Before we get into explaining data analysis, it is important to know some basics about mathematics, statistics, and computer programming. Without a good understanding of these concepts, grasping the technical details of data analysis might be a bit tough.
What is Data Analysis?
Let us take a simple example. You got to the nearby bank around 1 pm to deposit some money. But, as you go out, you notice that it is quite hot outside and you could have carried an umbrella. Nevertheless, you reach the bank, only to find that the staff had gone out for lunch. Since it was a simple task of depositing money, you had thought of having lunch after coming back from the bank. But, by the time you came back, you were quite hungry and tired! The next time you want to deposit money in the bank, you will think of the following:
- Taking an umbrella
- Going before or after the lunchtime
- Having lunch before going
So, based on your past experience and recollection of facts (data), you make a quick analysis of what would be the best time to visit the bank to deposit money! This is the essence of data analysis. Here, you feed the data to a computer, and it does the analysis for you using tools and techniques (more on that later). Data analysis is one of the critical phases of the data science process, where data scientists and data analysts try to make sense out of the data that was collected to solve a particular problem. It is a series of steps that include (but are not limited to) one or more of data collection, organization, transformation, visualization, and analysis.

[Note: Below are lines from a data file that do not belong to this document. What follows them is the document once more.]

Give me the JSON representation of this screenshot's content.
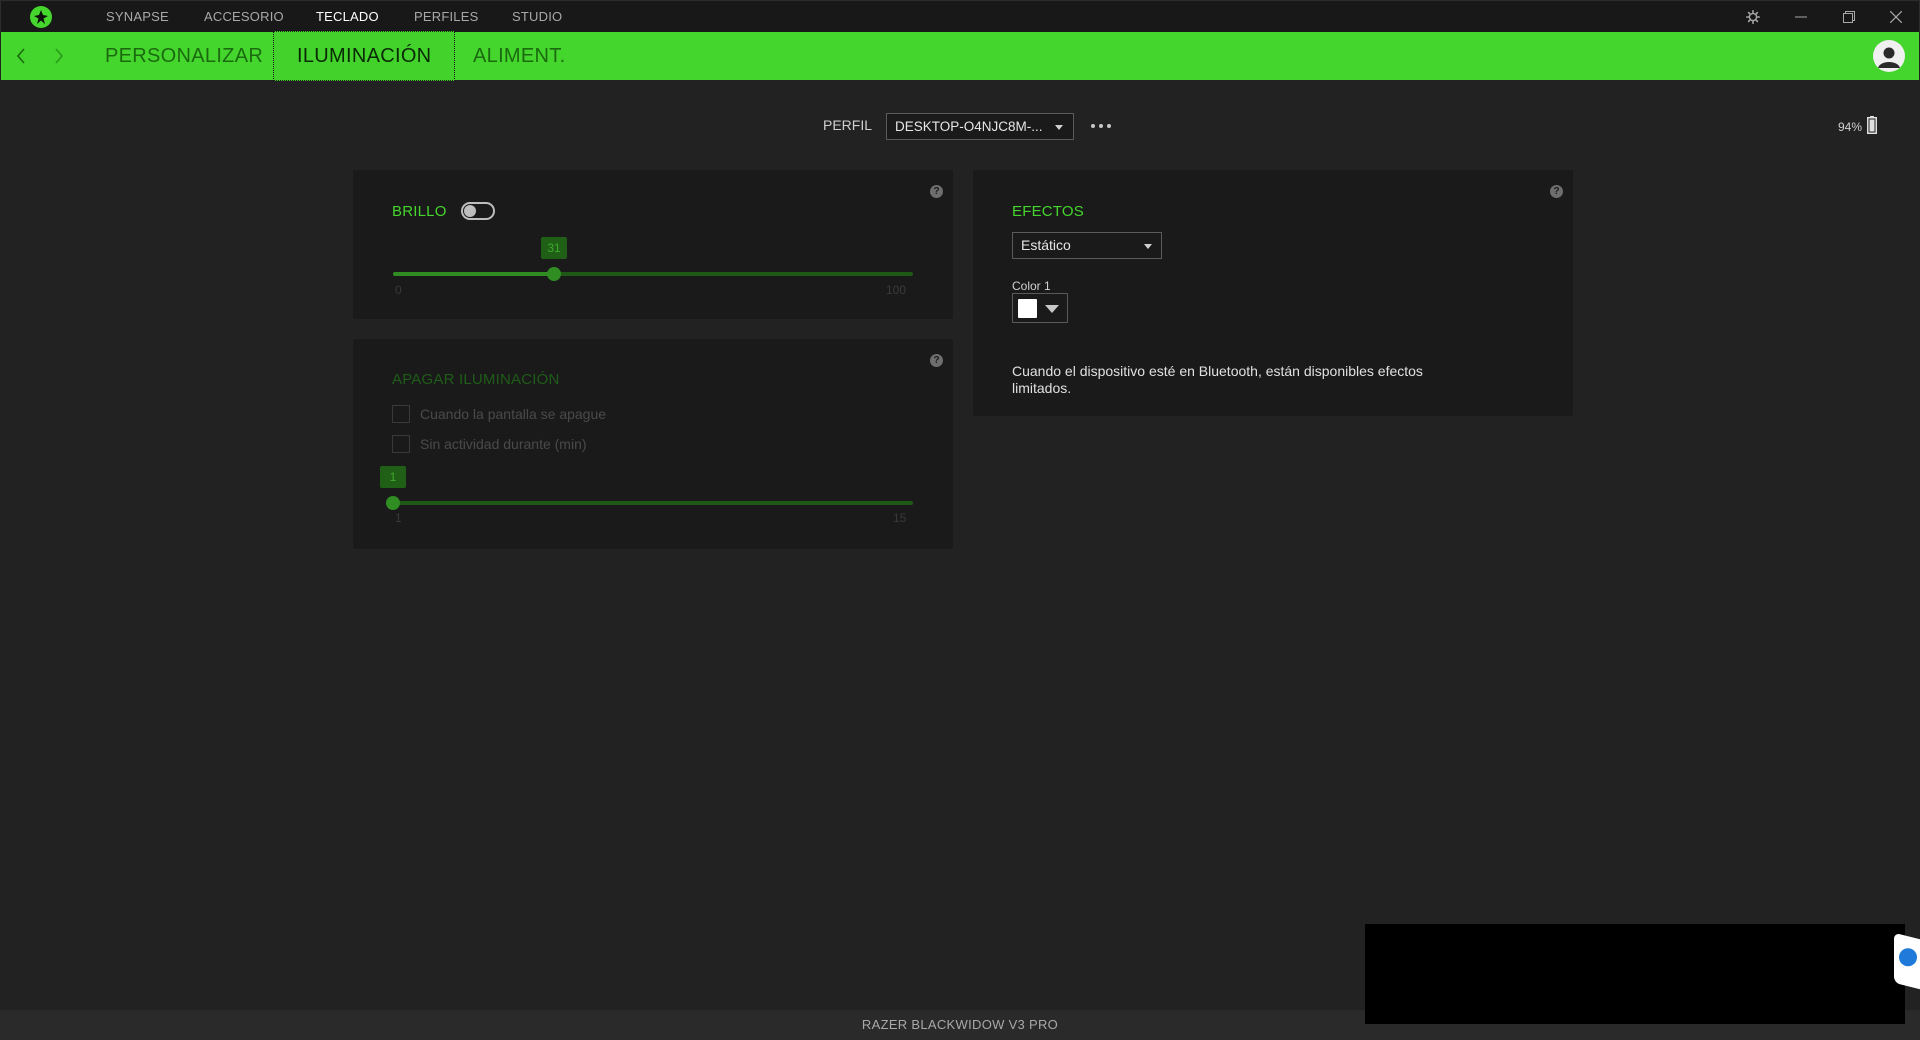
{
  "app": {
    "top_nav": [
      "SYNAPSE",
      "ACCESORIO",
      "TECLADO",
      "PERFILES",
      "STUDIO"
    ],
    "active_top_nav": "TECLADO",
    "icons": [
      "razer-logo-icon",
      "settings-gear-icon",
      "minimize-icon",
      "restore-icon",
      "close-icon"
    ]
  },
  "sub_nav": {
    "tabs": [
      "PERSONALIZAR",
      "ILUMINACIÓN",
      "ALIMENT."
    ],
    "active_tab": "ILUMINACIÓN",
    "accent_color": "#44d62c"
  },
  "profile": {
    "label": "PERFIL",
    "selected": "DESKTOP-O4NJC8M-...",
    "more_icon": "ellipsis-icon"
  },
  "battery": {
    "text": "94%",
    "icon": "battery-icon"
  },
  "brightness_panel": {
    "title": "BRILLO",
    "toggle_on": false,
    "slider": {
      "value": 31,
      "min": 0,
      "max": 100,
      "min_label": "0",
      "max_label": "100",
      "value_label": "31"
    },
    "help_icon": "help-icon"
  },
  "lighting_off_panel": {
    "title": "APAGAR ILUMINACIÓN",
    "options": [
      {
        "label": "Cuando la pantalla se apague",
        "checked": false
      },
      {
        "label": "Sin actividad durante (min)",
        "checked": false
      }
    ],
    "slider": {
      "value": 1,
      "min": 1,
      "max": 15,
      "min_label": "1",
      "max_label": "15",
      "value_label": "1"
    },
    "help_icon": "help-icon"
  },
  "effects_panel": {
    "title": "EFECTOS",
    "selected_effect": "Estático",
    "color_label": "Color 1",
    "color_value": "#ffffff",
    "note": "Cuando el dispositivo esté en Bluetooth, están disponibles efectos limitados.",
    "help_icon": "help-icon"
  },
  "footer": {
    "device_name": "RAZER BLACKWIDOW V3 PRO"
  }
}
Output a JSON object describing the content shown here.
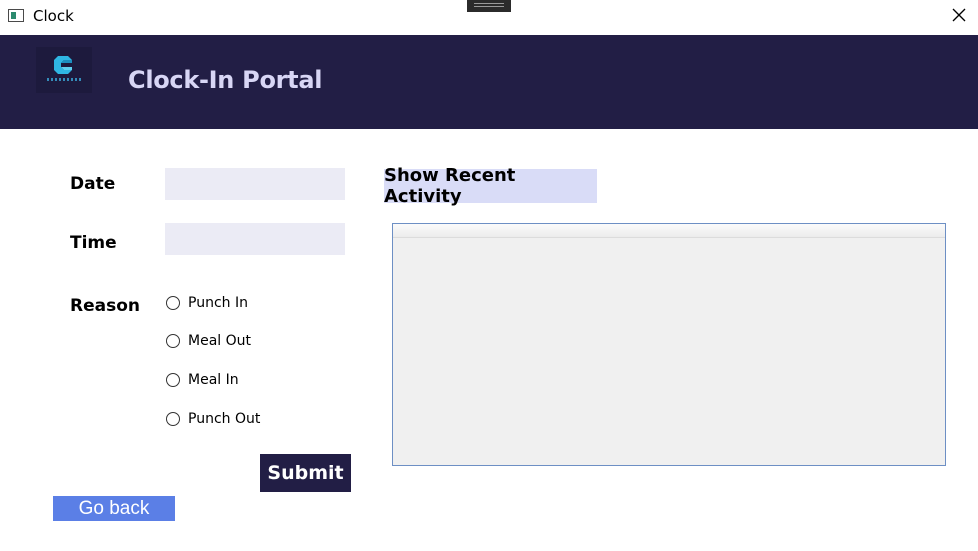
{
  "window": {
    "title": "Clock"
  },
  "header": {
    "title": "Clock-In Portal"
  },
  "form": {
    "date_label": "Date",
    "date_value": "",
    "time_label": "Time",
    "time_value": "",
    "reason_label": "Reason",
    "reasons": [
      {
        "label": "Punch In",
        "selected": false
      },
      {
        "label": "Meal Out",
        "selected": false
      },
      {
        "label": "Meal In",
        "selected": false
      },
      {
        "label": "Punch Out",
        "selected": false
      }
    ],
    "submit_label": "Submit"
  },
  "activity": {
    "button_label": "Show Recent Activity",
    "rows": []
  },
  "nav": {
    "go_back_label": "Go back"
  },
  "colors": {
    "header_bg": "#221e45",
    "header_text": "#d8d6f5",
    "input_bg": "#ebebf5",
    "go_back_bg": "#5b7fe6",
    "activity_button_bg": "#d9dcf7",
    "panel_border": "#6d8fc4"
  },
  "icons": {
    "app": "window-app-icon",
    "close": "close-icon",
    "logo": "company-logo"
  }
}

Data Science vs Data Analysis
Data analysis comes under data science, which involves both technical and business skills. However, analyzing data requires mostly technical and programming skills. When a data analyst receives the dataset, it is usually from one source, i.e., the data from various sources is integrated, and some preprocessing is done before the data analyst receives it for further processing. Check out a detailed comparison of data science and data analysis with our data scientist vs. data analyst article.
Why Data Analysis?
Like the example above, there are many situations where we need to make ‘data-driven decisions,' i.e., decisions based on past experiences, facts, information, and so on. For example, to decide in which city you want to do college, you might want to consider where most of your friends are going. Other important factors to consider are food, location, climate, college infrastructure, reviews about the staff, accessibility to market, and so on. All this information is based on data collected from various sources like senior students, local people, social media platforms, and so forth over a period of time. Some decisions are complex and involve many factors, whereas some others are simple. However, the human brain can analyze only a fraction of what computers can do. Computers can collate huge amounts of data (big data) and process and analyze the same data with high accuracy. Accurate data analysis helps grow your business in the right direction by identifying potential issues ahead of time, ways to solve them, and formulating better strategies.
Data Analysis Phases and Process
- Defining the business problem – Identify the business problem to be solved by asking questions. Questions should be specific and clear. Through the questions, we should be able to determine potential solutions, if there are any.
- Data extraction – Collect the data around the questions asked. It should be collected, integrated, organized, and structured in a proper storage system.
- Data cleaning – The integrated data may have some incomplete values, duplicate values, irrelevant content, null values, and so on. All this has to be removed, and only relevant data needs to be kept for the next stage.
- Data mining – Here is where the data is converted into knowledge and discovery. We mine and analyze data to find important trends and patterns by applying rules and algorithms to the dataset.
- Data visualization – The insights and trends are better seen visually. Moreover, you can do so from various perspectives. By viewing various relationships and comparing the visualizations, we can quickly discover the desired useful information.
How to Perform Data Analysis? Tools and Techniques
There are plenty of tools and techniques that help data analysts perform an accurate analysis of data. From data cleaning and data exploration to data transformation and data visualization, there are many tools for each stage. Some tools are UI-based, some have the capability to perform a comprehensive analysis, some are great for big projects, and so forth. Some of the most popular data analysis tools are R, Python, MATLAB, SAS, Spark, and Tableau. There are many techniques to analyze data, and most of the tools have rich libraries and interfaces to apply these techniques. Data analysis techniques can be classified into four categories:
- Initial and main data analysis
- Quantitative and qualitative analysis
- Mathematical and statistical analysis
- AI and ML techniques, visualization, and graphs
Types of Data Analysis
Data analysis is of 4 main types:
- Descriptive Analysis: In this type of analysis, we analyze the past data and draw some insights. The most common analysis type is used to determine ‘what happened.’ For example, what can we do to attract more target audiences? What did we do better or worse this year? What was our revenue for the quarter?
- Diagnostic Analysis: The next type of analysis determines ‘why something happened.’ For example, why were we not able to gain new clients? Why couldn’t we retain our customers? Why did the sales of a particular product go up in a particular month? Diagnosing the root cause gives a reason why something happened.
- Predictive Analysis: We make predictions based on the information collected and the root-cause analysis. For example, sales of clothes shoot up during festival seasons and down afterward. This happens almost every year. Thus, we know that there are specific periods when the sales of clothes are at peak.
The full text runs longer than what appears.